Auf der Tribüne warteten am 30. August drei Männer darauf, dass der Athlet vorbeikam: sein Trainer, der Präsident der Delegation und ein Verwaltungsbeamter.
„Hier ist die gesamte palästinensische Delegation“ sagt einer von ihnen. Ein paar Meter entfernt strömen Anhänger herbei, schwenken palästinensische Flaggen und rufen Fadis Namen.
„Ich bin hier, um meine Brüder dort zu unterstützen, wo sie sind“, erklärt einen Zuschauer. Inkyfada traf die palästinensische Delegation in Paris und erzählte von seiner Teilnahme an den Paralympischen Spielen. Berichterstattung.

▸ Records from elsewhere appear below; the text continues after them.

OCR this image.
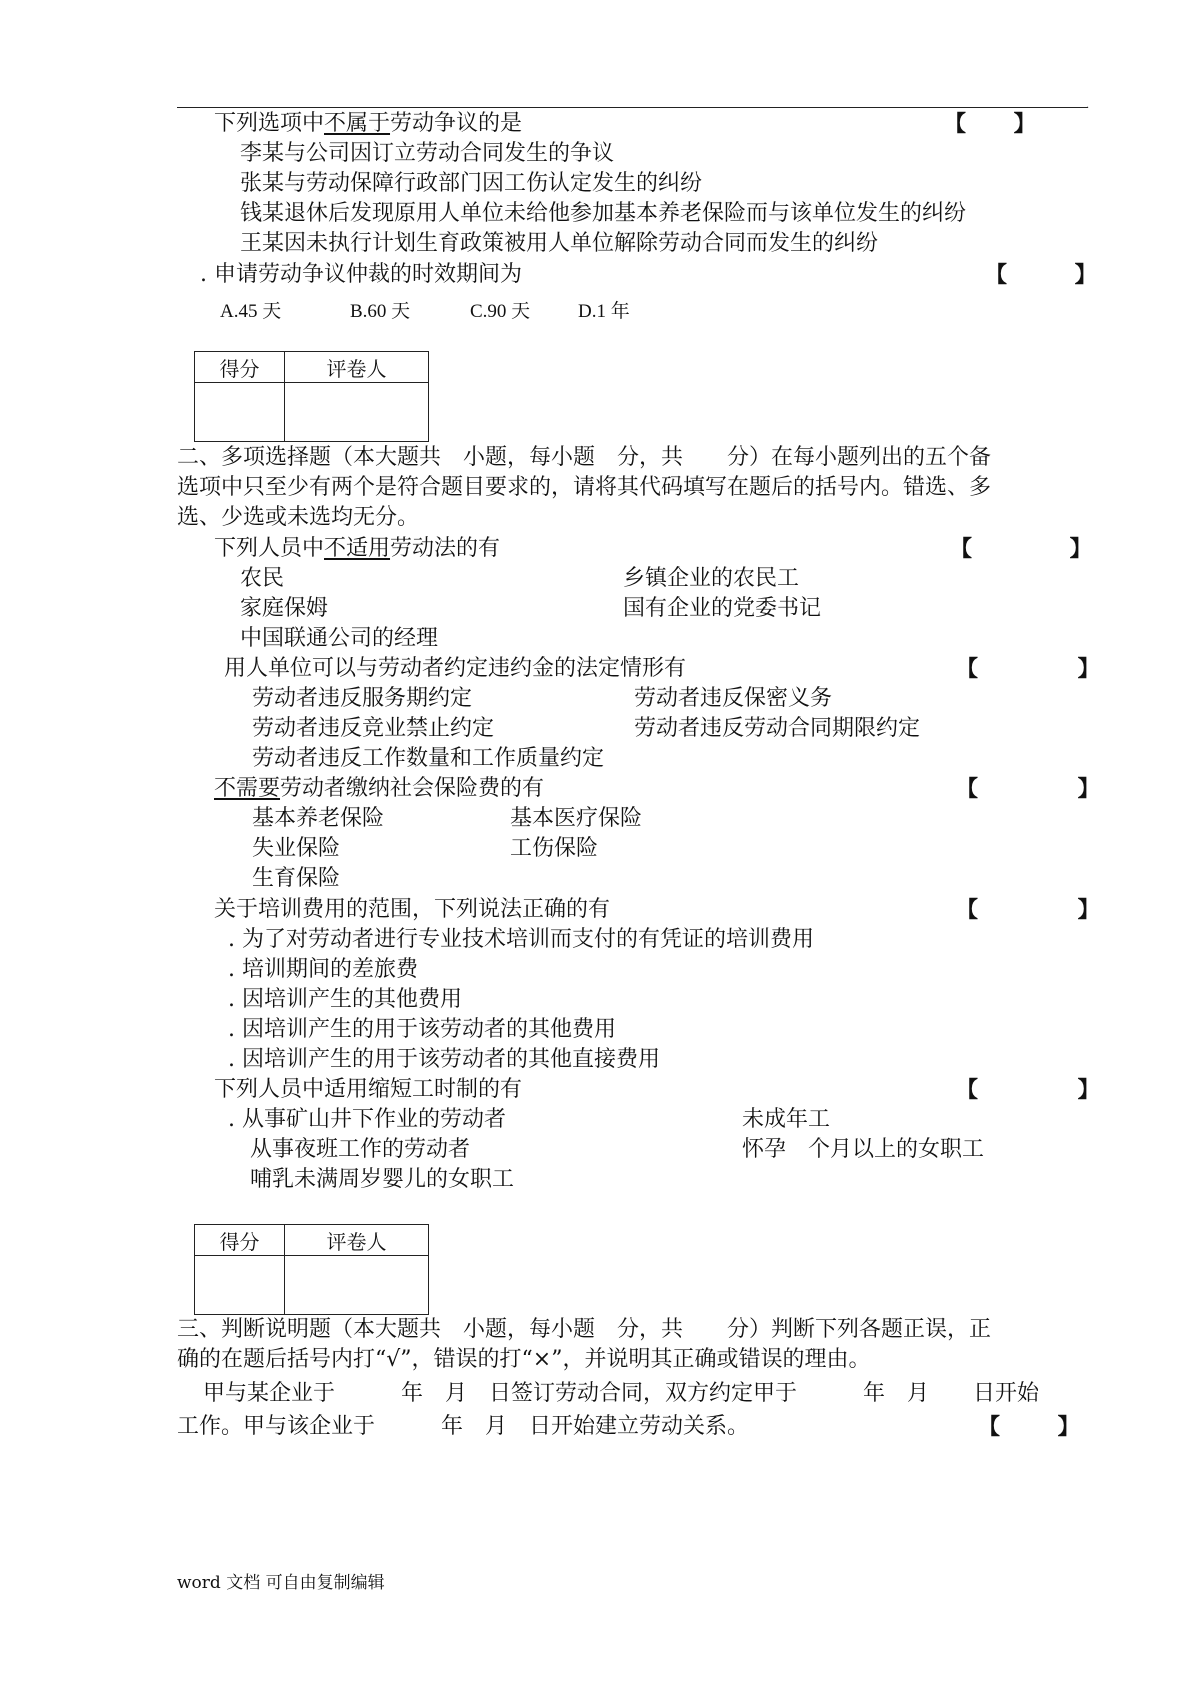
·
下列选项中不属于劳动争议的是	【 】
李某与公司因订立劳动合同发生的争议
张某与劳动保障行政部门因工伤认定发生的纠纷
钱某退休后发现原用人单位未给他参加基本养老保险而与该单位发生的纠纷
王某因未执行计划生育政策被用人单位解除劳动合同而发生的纠纷
. 申请劳动争议仲裁的时效期间为	【 】
A.45 天	B.60 天	C.90 天	D.1 年
得分	评卷人

二、多项选择题（本大题共　小题，每小题　分，共　　分）在每小题列出的五个备
选项中只至少有两个是符合题目要求的，请将其代码填写在题后的括号内。错选、多
选、少选或未选均无分。
下列人员中不适用劳动法的有	【 】
农民	乡镇企业的农民工
家庭保姆	国有企业的党委书记
中国联通公司的经理
用人单位可以与劳动者约定违约金的法定情形有	【 】
劳动者违反服务期约定	劳动者违反保密义务
劳动者违反竞业禁止约定	劳动者违反劳动合同期限约定
劳动者违反工作数量和工作质量约定
不需要劳动者缴纳社会保险费的有	【 】
基本养老保险	基本医疗保险
失业保险	工伤保险
生育保险
关于培训费用的范围，下列说法正确的有	【 】
. 为了对劳动者进行专业技术培训而支付的有凭证的培训费用
. 培训期间的差旅费
. 因培训产生的其他费用
. 因培训产生的用于该劳动者的其他费用
. 因培训产生的用于该劳动者的其他直接费用
下列人员中适用缩短工时制的有	【 】
. 从事矿山井下作业的劳动者	未成年工
从事夜班工作的劳动者	怀孕　个月以上的女职工
哺乳未满周岁婴儿的女职工
得分	评卷人

三、判断说明题（本大题共　小题，每小题　分，共　　分）判断下列各题正误，正
确的在题后括号内打“√”，错误的打“×”，并说明其正确或错误的理由。
甲与某企业于　　　年　月　日签订劳动合同，双方约定甲于　　　年　月　　日开始
工作。甲与该企业于　　　年　月　日开始建立劳动关系。	【 】
word 文档 可自由复制编辑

Palästina bei den Spielen: eine historische Präsenz
Um 18:30 Uhr werden die Wurfwettkämpfe bekannt gegeben und die Athleten der Kategorie F55 gehen auf die Strecke im Stade de France. Letztere reisen im Rollstuhl und haben erhebliche Einschränkungen an Rumpf und Beinen: Die Installation und Positionierung auf der Wurffläche nimmt daher viel Zeit in Anspruch. Um die Organisation zu optimieren, führt jeder Athlet seine sechs Versuche nacheinander durch. Fadi Deeb soll auf die vorletzte Position vorrücken. Er muss daher mindestens zweieinhalb Stunden warten, bevor er starten kann.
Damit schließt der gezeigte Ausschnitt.